Publication Date

8-2019

Date of Final Oral Examination (Defense)

3-8-2019

Type of Culminating Activity

Thesis

Degree Title

Master of Science in Computer Science

Department

Computer Science

Major Advisor

Dr. Bogdan Dit, Ph.D.

Advisor

Dr. Casey Kennington, Ph.D.

Advisor

Dr. Francesca Spezzano, Ph.D.

Abstract

This work explores the attributes, properties, and potential uses of generative neural networks within the realm of encoding semantics. It works toward answering the questions of: If one uses generative neural networks to create a picture based on natural language, does the resultant picture encode the text's semantics in a way a computer system can process? Could such a system be more precise than current solutions at detecting, measuring, or comparing semantic properties of generated images, and thus their source text, or their source semantics?

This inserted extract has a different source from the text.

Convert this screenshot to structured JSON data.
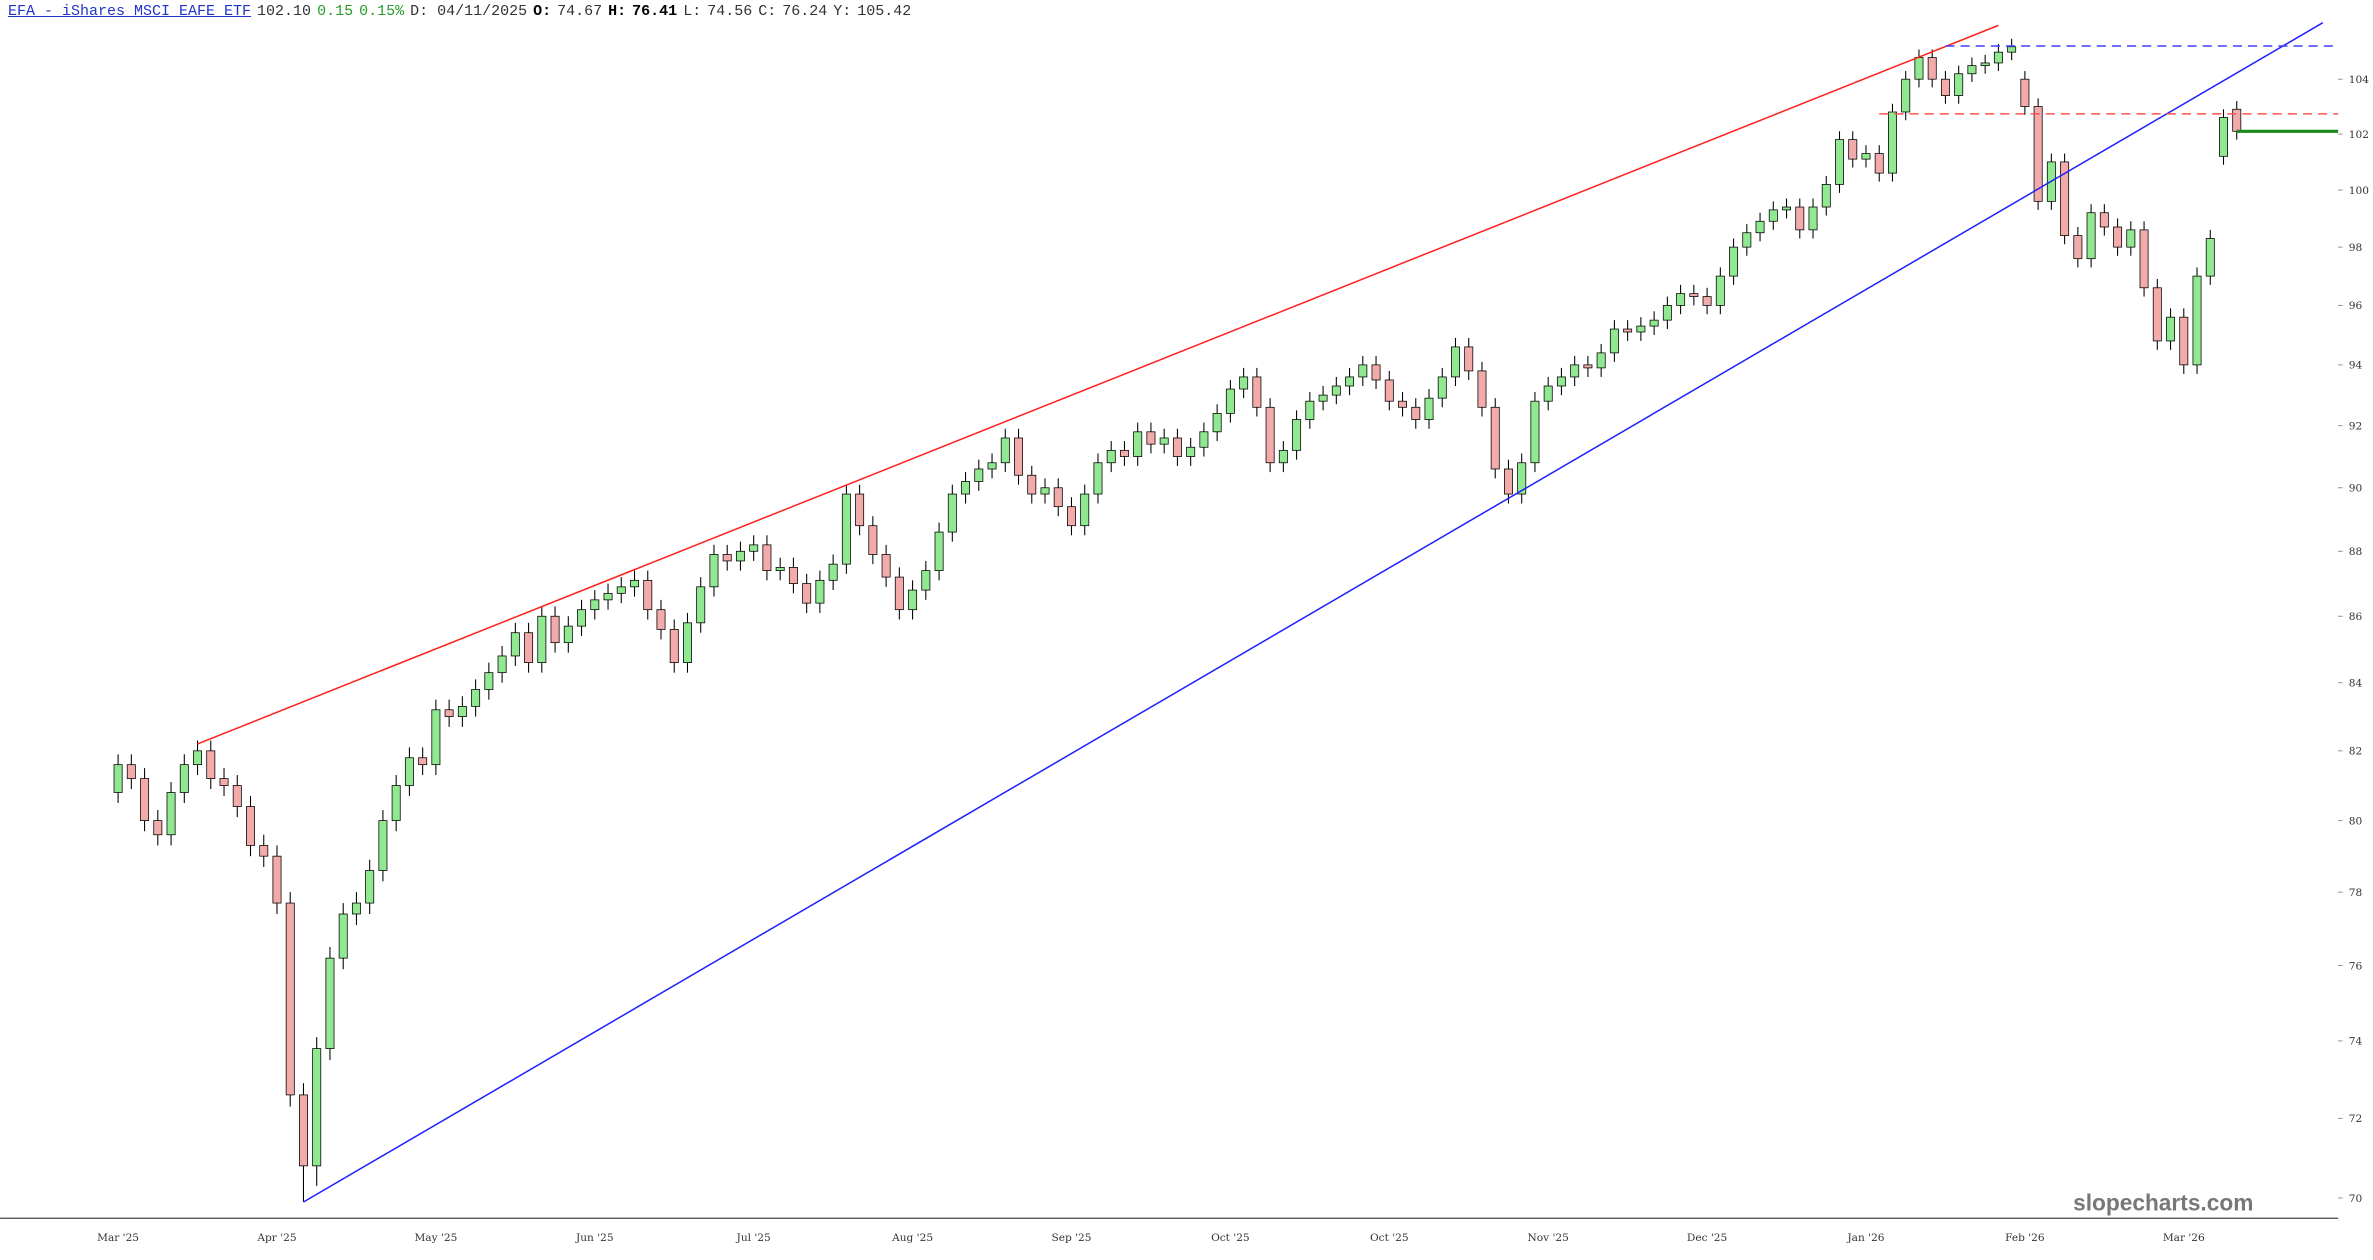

This work is undertaken in the hope that detecting previously unknown properties, or better understanding them, could lead to new or improved methods of encoding and processing semantics in a computer system. Improvements in this space could affect many systems that make semantically based decisions. Being able to detect general or specific semantic properties, semantic similarity, or other semantic properties more effectively could improve tasks such as information retrieval, question answering, duplication (clone) detection, sentiment analysis, and others. Additionally, it could provide insight into how to better represent semantics in computer systems and thus bring us closer to general artificial intelligence.

To explore this space, this work starts with an experiment consisting of transforming pairs of texts into pairs of images via a generative neural network and exploring properties of those image pairs. The text pairs were known to either be textually and semantically identical, semantically similar, or semantically dissimilar. The resultant image pairs are then tested for similarity via a second neural network based process to investigate if the semantic similarity is preserved during the transformation process and thus, exists in the resultant image pairs in a quantifiable way.

Preliminary results showed strong evidence of resultant images encoding semantics in a measurable way. However, when the experiment was conducted on a larger dataset, and with the generative network more thoroughly trained, the results are weaker. An alternative experiment conducted on different datasets and configurations produced results that are still weaker than the preliminary experiments. These findings lead us to believe the promise of the preliminary results was possibly due to semantics being encoded by the vectorization of the words, and not by the generative neural network. This explanation seeks to clarify why, as the generative neural network took a larger role in the process, the results were worse, and as it took a smaller role, the results were better. Further tests were conducted to establish this belief and proved supportive.